Nous avons partagé leurs repas, découvert leurs traditions, appris à cuisiner avec eux, porté les vêtements traditionnels et vécu, le temps d'une soirée et d'une nuit, comme des habitants du village.
C'est probablement à ce moment-là que j'ai compris quelque chose d'essentiel.
Le Nepal n'était pas seulement un pays magnifique.
C'était surtout un pays profondément humain.
La jungle, les tigres et les rhinocéros
Quelques jours plus tard, changement total d'ambiance.

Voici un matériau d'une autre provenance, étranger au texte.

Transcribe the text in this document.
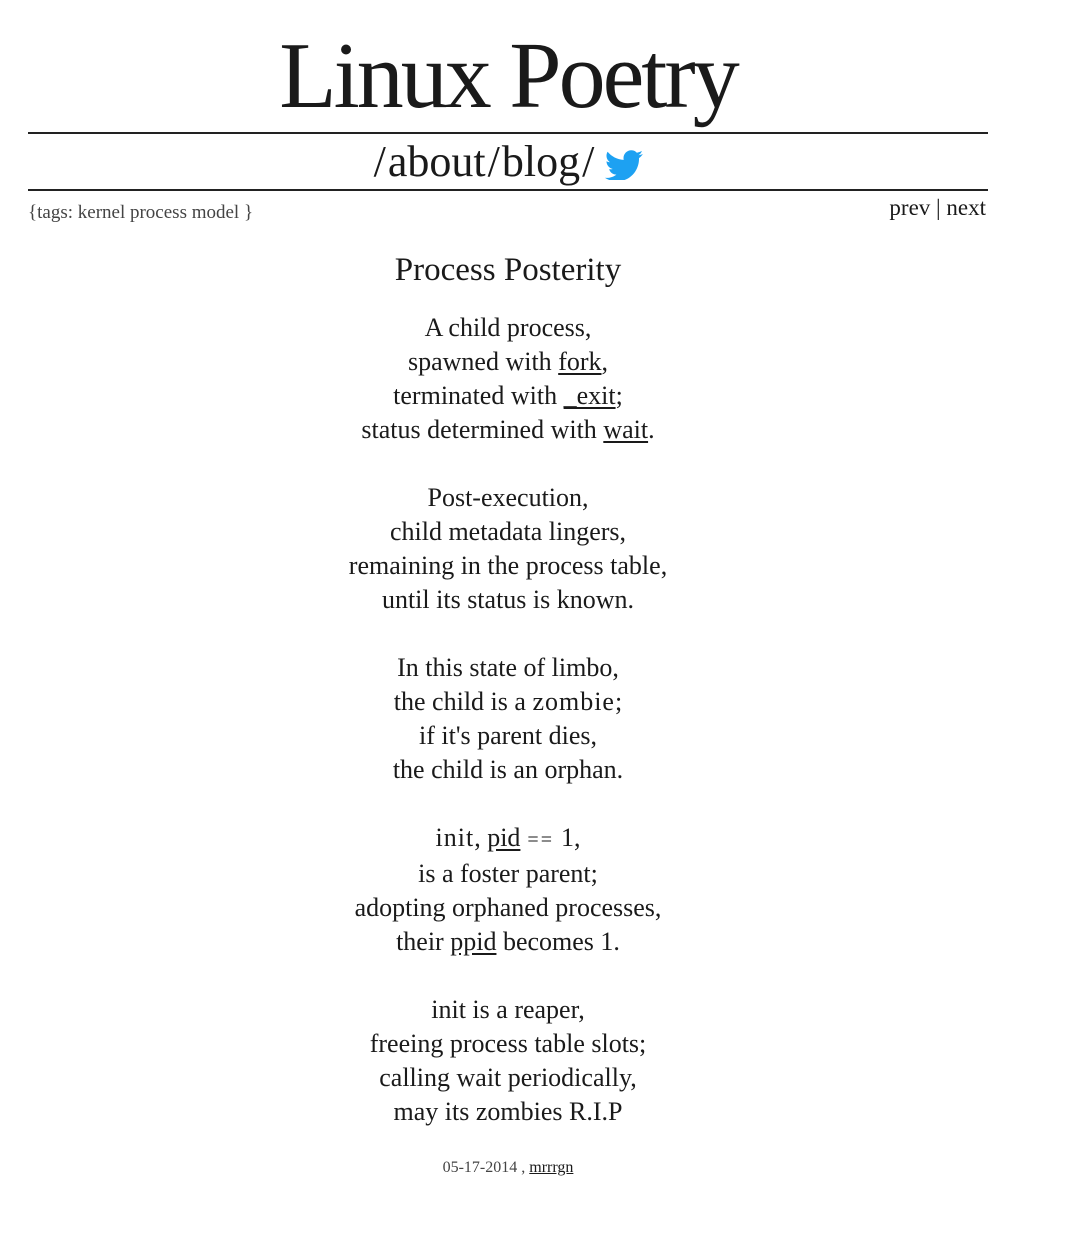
Linux Poetry
/about/blog/
{tags: kernel process model }	prev | next
Process Posterity
A child process,
spawned with fork,
terminated with _exit;
status determined with wait.
Post-execution,
child metadata lingers,
remaining in the process table,
until its status is known.
In this state of limbo,
the child is a zombie;
if it's parent dies,
the child is an orphan.
init, pid == 1,
is a foster parent;
adopting orphaned processes,
their ppid becomes 1.
init is a reaper,
freeing process table slots;
calling wait periodically,
may its zombies R.I.P
05-17-2014 , mrrrgn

Direction Chitwan, dans le sud du pays. Une région tropicale classée au patrimoine mondial de l'UNESCO où vivent rhinocéros, crocodiles, éléphants, léopards et, avec un peu de chance, le mythique tigre du Bengale.
Nous avons navigué sur la rivière Rapti en canoë traditionnel, observé les crocodiles depuis l'eau et parcouru la jungle en jeep pendant des heures.
Même sans apercevoir le tigre, cette immersion au coeur de la nature népalaise reste l'un des souvenirs les plus marquants de ce voyage.
Bandipur : le Nepal hors du temps
Puis il y a eu Bandipur. Je crois que c'est l'endroit qui m'a le plus surpris.
Perché sur une crête, ce village semble avoir arrêté le temps. Les habitants vivent au rythme des saisons, les maisons traditionnelles bordent les ruelles pavées et l'on croise autant d'animaux que de touristes.
Nous avons marché jusqu'au village de Ramkot, échangé avec les habitants et découvert une autre facette du Nepal, plus discrète mais peut-être encore plus authentique.
Pokhara et l'appel de l'Himalaya
Impossible d'évoquer le Nepal sans parler de Pokhara.
Entre le lac Phewa, les temples, les stupas, les cascades et les vues incroyables sur la chaîne des Annapurnas, cette ville dégage une atmosphère unique.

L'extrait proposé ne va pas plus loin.